Python EOF for multi byte requests of file.read()

The Python docs on file.read() state that An empty string is returned when EOF is encountered immediately. The documentation further states:
Note that this method may call the
underlying C function fread() more
than once in an effort to acquire as
close to size bytes as possible. Also
note that when in non-blocking mode,
less data than was requested may be
returned, even if no size parameter
was given.
I believe Guido has made his view on not adding f.eof() PERFECTLY CLEAR so need to use the Python way!
What is not clear to ME, however, is if it is a definitive test that you have reached EOF if you receive less than the requested bytes from a read, but you did receive some.
ie:
with open(filename,'rb') as f:
while True:
s=f.read(size)
l=len(s)
if l==0:
break # it is clear that this is EOF...
if l<size:
break # ? Is receiving less than the request EOF???
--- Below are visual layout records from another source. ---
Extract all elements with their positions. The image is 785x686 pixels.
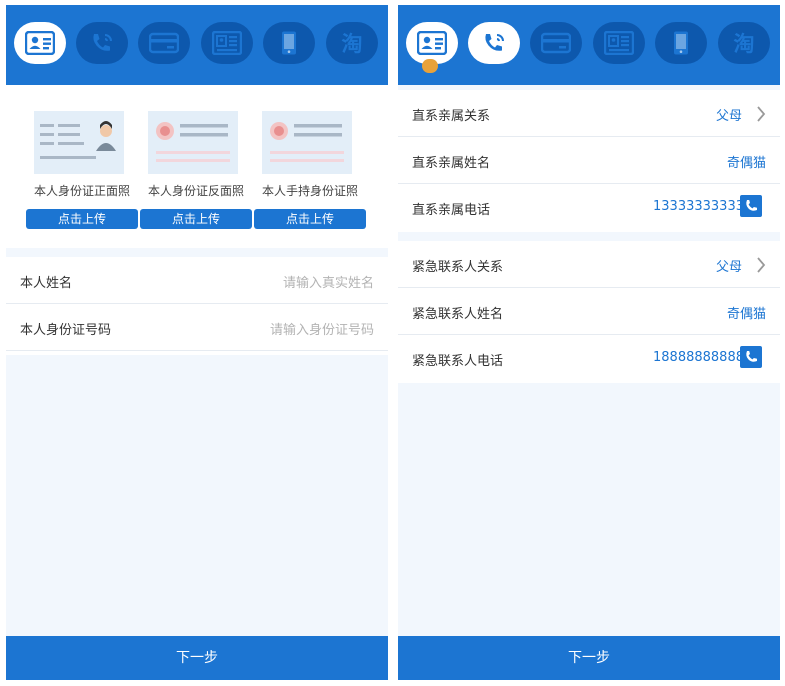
emergency-relation-value: 父母 [715,260,742,275]
name-row: 本人姓名 请输入真实姓名 [6,257,388,304]
tab-id-card[interactable] [406,22,458,64]
tab-bank-card[interactable] [138,22,190,64]
social-security-icon [212,31,242,55]
id-back-caption: 本人身份证反面照 [147,184,244,198]
upload-id-front-button[interactable]: 点击上传 [26,209,138,229]
relative-name-label: 直系亲属姓名 [412,156,491,171]
emergency-relation-label: 紧急联系人关系 [412,260,504,275]
taobao-icon [729,31,759,55]
taobao-icon [337,31,367,55]
id-handheld-caption: 本人手持身份证照 [261,184,358,198]
tab-bank-card[interactable] [530,22,582,64]
bank-card-icon [149,31,179,55]
id-photo-upload-section: 本人身份证正面照 点击上传 本人身份证反面照 点击上传 本人手持身份证照 点击上… [6,85,388,248]
upload-id-back-button[interactable]: 点击上传 [140,209,252,229]
relative-phone-input[interactable]: 13333333333 [653,199,744,214]
relative-relation-value: 父母 [715,109,742,124]
id-front-illustration [34,111,124,174]
tab-social-security[interactable] [201,22,253,64]
relative-phone-row: 直系亲属电话 13333333333 [398,184,780,230]
personal-info-form: 本人姓名 请输入真实姓名 本人身份证号码 请输入身份证号码 [6,257,388,355]
relative-contact-group: 直系亲属关系 父母 直系亲属姓名 奇偶猫 直系亲属电话 13333333333 [398,90,780,232]
tab-contacts[interactable] [76,22,128,64]
mobile-phone-icon [666,31,696,55]
id-number-row: 本人身份证号码 请输入身份证号码 [6,304,388,351]
phone-icon [746,351,757,362]
tab-mobile[interactable] [263,22,315,64]
auth-tab-bar [398,5,780,85]
id-number-input[interactable]: 请输入身份证号码 [270,319,374,338]
auth-tab-bar [6,5,388,85]
id-verification-screen: 本人身份证正面照 点击上传 本人身份证反面照 点击上传 本人手持身份证照 点击上… [6,5,388,680]
phone-contacts-icon [87,31,117,55]
mobile-phone-icon [274,31,304,55]
emergency-name-label: 紧急联系人姓名 [412,307,504,322]
emergency-relation-row[interactable]: 紧急联系人关系 父母 [398,241,780,288]
chevron-right-icon [757,106,766,122]
id-back-illustration [148,111,238,174]
name-label: 本人姓名 [20,276,73,291]
phone-icon [746,200,757,211]
relative-name-row: 直系亲属姓名 奇偶猫 [398,137,780,184]
tab-contacts[interactable] [468,22,520,64]
completed-badge-icon [422,59,438,73]
id-front-caption: 本人身份证正面照 [33,184,130,198]
bank-card-icon [541,31,571,55]
tab-taobao[interactable] [718,22,770,64]
id-handheld-illustration [262,111,352,174]
emergency-phone-contacts-button[interactable] [740,346,762,368]
id-number-label: 本人身份证号码 [20,323,112,338]
name-input[interactable]: 请输入真实姓名 [283,272,374,291]
next-step-button[interactable]: 下一步 [6,636,388,680]
tab-mobile[interactable] [655,22,707,64]
relative-relation-row[interactable]: 直系亲属关系 父母 [398,90,780,137]
emergency-name-input[interactable]: 奇偶猫 [727,303,766,322]
relative-phone-label: 直系亲属电话 [412,203,491,218]
relative-relation-label: 直系亲属关系 [412,109,491,124]
emergency-contact-group: 紧急联系人关系 父母 紧急联系人姓名 奇偶猫 紧急联系人电话 188888888… [398,241,780,383]
upload-id-handheld-button[interactable]: 点击上传 [254,209,366,229]
contacts-screen: 直系亲属关系 父母 直系亲属姓名 奇偶猫 直系亲属电话 13333333333 … [398,5,780,680]
emergency-phone-row: 紧急联系人电话 18888888888 [398,335,780,381]
emergency-phone-label: 紧急联系人电话 [412,354,504,369]
tab-social-security[interactable] [593,22,645,64]
relative-phone-contacts-button[interactable] [740,195,762,217]
social-security-icon [604,31,634,55]
chevron-right-icon [757,257,766,273]
relative-name-input[interactable]: 奇偶猫 [727,152,766,171]
next-step-button[interactable]: 下一步 [398,636,780,680]
id-card-icon [25,31,55,55]
tab-id-card[interactable] [14,22,66,64]
tab-taobao[interactable] [326,22,378,64]
emergency-name-row: 紧急联系人姓名 奇偶猫 [398,288,780,335]
emergency-phone-input[interactable]: 18888888888 [653,350,744,365]
phone-contacts-icon [479,31,509,55]
id-card-icon [417,31,447,55]
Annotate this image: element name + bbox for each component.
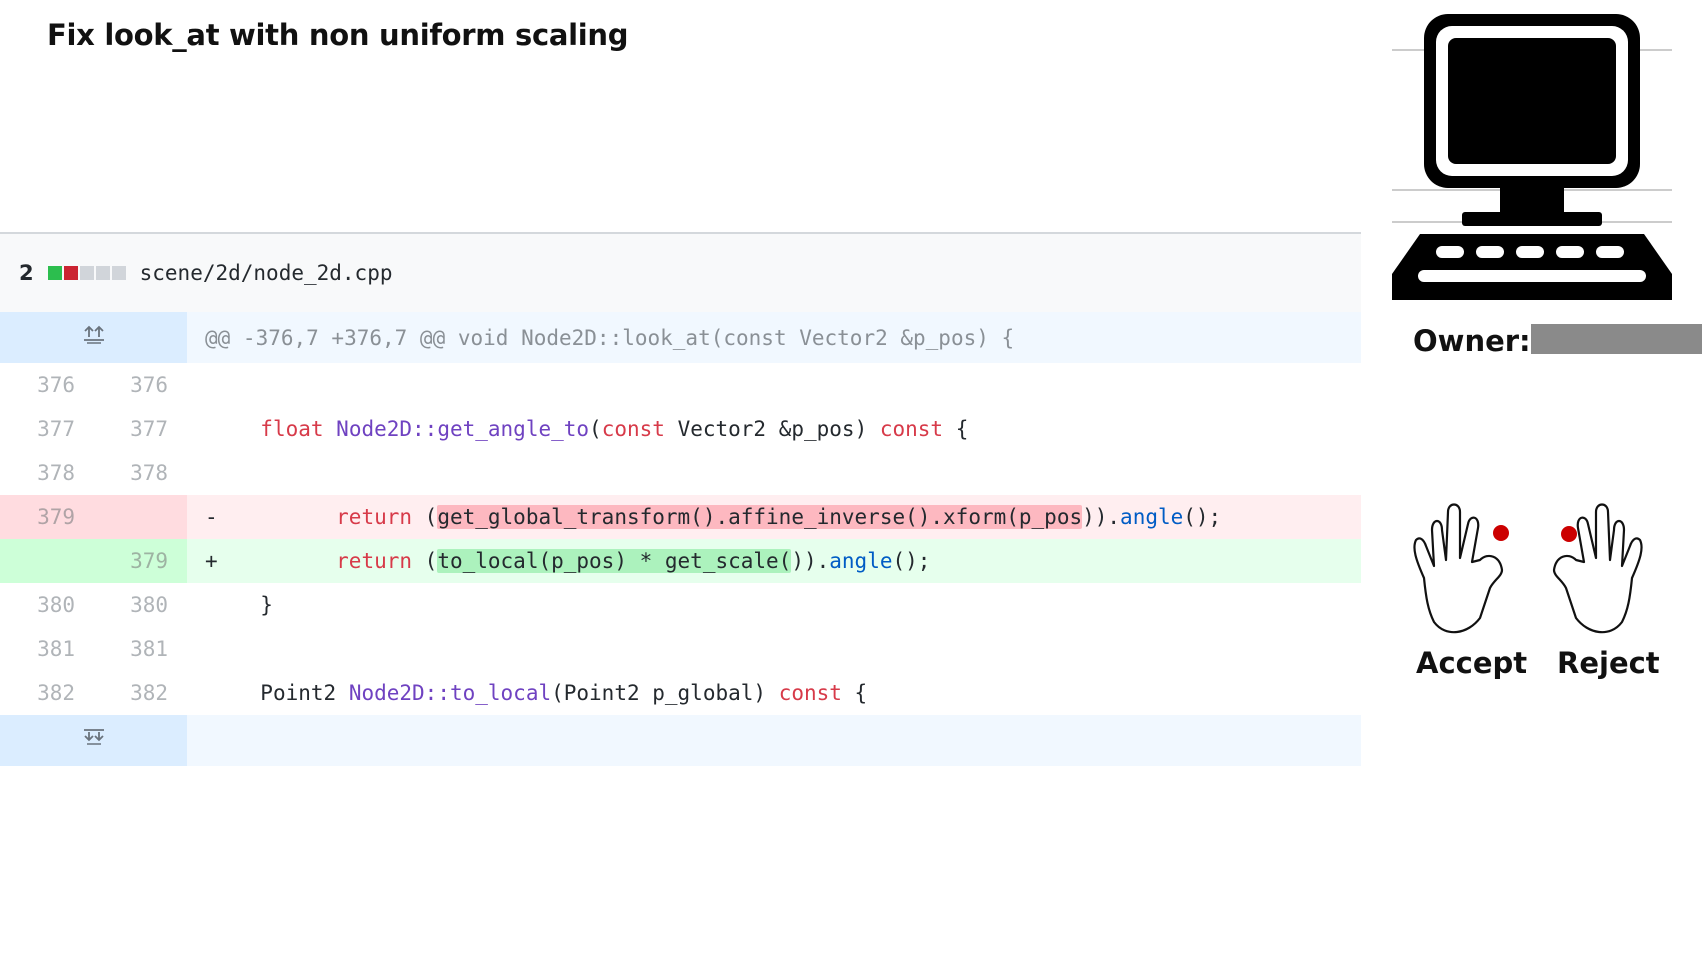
expand-bottom-row [0,715,1361,766]
deleted-line: 379 - return (get_global_transform().aff… [0,495,1361,539]
new-line-number[interactable]: 380 [94,583,187,627]
computer-icon [1392,12,1674,308]
diff-line: 377 377 float Node2D::get_angle_to(const… [0,407,1361,451]
deleted-highlight: get_global_transform().affine_inverse().… [437,505,1083,529]
old-line-number[interactable]: 381 [0,627,94,671]
expand-up-button[interactable] [0,312,187,363]
diff-line: 376 376 [0,363,1361,407]
diff-line: 378 378 [0,451,1361,495]
old-line-number[interactable]: 376 [0,363,94,407]
accept-label[interactable]: Accept [1416,646,1527,680]
code-line: Point2 Node2D::to_local (Point2 p_global)… [260,681,868,705]
old-line-number[interactable]: 382 [0,671,94,715]
old-line-number[interactable]: 380 [0,583,94,627]
right-hand-icon [1552,503,1643,634]
diff-marker: - [205,505,218,529]
diffstat [47,266,126,280]
added-line: 379 + return (to_local(p_pos) * get_scal… [0,539,1361,583]
code-line: - return (get_global_transform().affine_… [187,495,1361,539]
old-line-number[interactable] [0,539,94,583]
reject-label[interactable]: Reject [1557,646,1660,680]
diff-marker: + [205,549,218,573]
old-line-number[interactable]: 378 [0,451,94,495]
expand-up-icon [81,325,107,350]
hunk-header-text: @@ -376,7 +376,7 @@ void Node2D::look_at… [187,312,1361,363]
hand-gestures [1408,500,1658,644]
file-header: 2 scene/2d/node_2d.cpp [0,232,1361,312]
file-path[interactable]: scene/2d/node_2d.cpp [140,261,393,285]
old-line-number[interactable]: 379 [0,495,94,539]
diff-line: 382 382 Point2 Node2D::to_local (Point2 p… [0,671,1361,715]
diffstat-neutral-block [95,266,110,280]
new-line-number[interactable]: 378 [94,451,187,495]
left-hand-icon [1413,503,1504,634]
old-line-number[interactable]: 377 [0,407,94,451]
expand-down-button[interactable] [0,715,187,766]
code-line: } [260,593,273,617]
diff-view: 2 scene/2d/node_2d.cpp @@ -376,7 +376,7 … [0,232,1361,766]
owner-field: Owner: [1413,324,1702,358]
code-line: float Node2D::get_angle_to(const Vector2… [260,417,969,441]
diffstat-neutral-block [79,266,94,280]
new-line-number[interactable]: 382 [94,671,187,715]
diffstat-added-block [47,266,62,280]
change-count: 2 [19,261,34,285]
page-title: Fix look_at with non uniform scaling [47,18,629,52]
owner-label: Owner: [1413,324,1531,358]
hunk-header-row: @@ -376,7 +376,7 @@ void Node2D::look_at… [0,312,1361,363]
new-line-number[interactable]: 379 [94,539,187,583]
diffstat-deleted-block [63,266,78,280]
added-highlight: to_local(p_pos) * get_scale( [437,549,792,573]
new-line-number[interactable] [94,495,187,539]
code-line: + return (to_local(p_pos) * get_scale())… [187,539,1361,583]
expand-down-icon [81,728,107,753]
diff-line: 380 380 } [0,583,1361,627]
new-line-number[interactable]: 376 [94,363,187,407]
new-line-number[interactable]: 381 [94,627,187,671]
diff-line: 381 381 [0,627,1361,671]
owner-redacted-value [1530,324,1702,354]
new-line-number[interactable]: 377 [94,407,187,451]
diffstat-neutral-block [111,266,126,280]
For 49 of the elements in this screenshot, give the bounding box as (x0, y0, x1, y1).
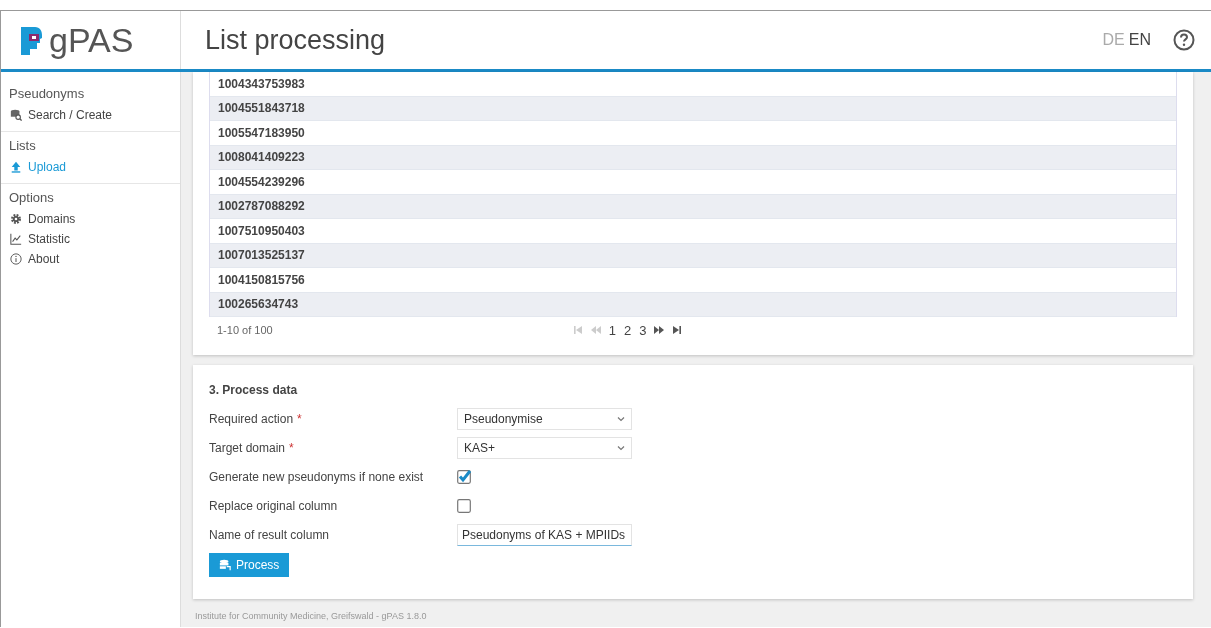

Is it a potential error to break if you have received less than the bytes requested in a call to file.read(size)?
You are not thinking with your snake skin on... Python is not C.
First, a review:
st=f.read() reads to EOF, or if opened as a binary, to the last byte;
st=f.read(n) attempts to reads n bytes and in no case more than n bytes;
st=f.readline() reads a line at a time, the line ends with '\n' or EOF;
st=f.readlines() uses readline() to read all the lines in a file and returns a list of the lines.
If a file read method is at EOF, it returns ''. The same type of EOF test is used in the other 'file like" methods like StringIO, socket.makefile, etc. A return of less than n bytes from f.read(n) is most assuredly NOT a dispositive test for EOF! While that code may work 99.99% of the time, it is the times it does not work that would be very frustrating to find. Plus, it is bad Python form. The only use for n in this case is to put an upper limit on the size of the return.
What are some of the reasons the Python file-like methods returns less than n bytes?
EOF is certainly a common reason;
A network socket may timeout on read yet remain open;
Exactly n bytes may cause a break between logical multi-byte characters (such as \r\n in text mode and, I think, a multi-byte character in Unicode) or some underlying data structure not known to you;
The file is in non-blocking mode and another process begins to access the file;
Temporary non-access to the file;
An underlying error condition, potentially temporary, on the file, disc, network, etc.
The program received a signal, but the signal handler ignored it.
I would rewrite your code in this manner:
with open(filename,'rb') as f:
while True:
s=f.read(max_size)
if not s: break
# process the data in s...
Or, write a generator:
def blocks(infile, bufsize=1024):
while True:
try:
data=infile.read(bufsize)
if data:
yield data
else:
break
except IOError as (errno, strerror):
print "I/O error({0}): {1}".format(errno, strerror)
break
f=open('somefile','rb')
for block in blocks(f,2**16):
# process a block that COULD be up to 65,536 bytes long
Here's what my C compiler's documentation says for the fread() function:
size_t fread(
void *buffer,
size_t size,
size_t count,
FILE *stream
);
fread returns the number of full items
actually read, which may be less than
count if an error occurs or if the end
of the file is encountered before
reaching count.
So it looks like getting less than size means either an error has occurred or EOF has been reached -- so breaking out of the loop would be the correct thing to do.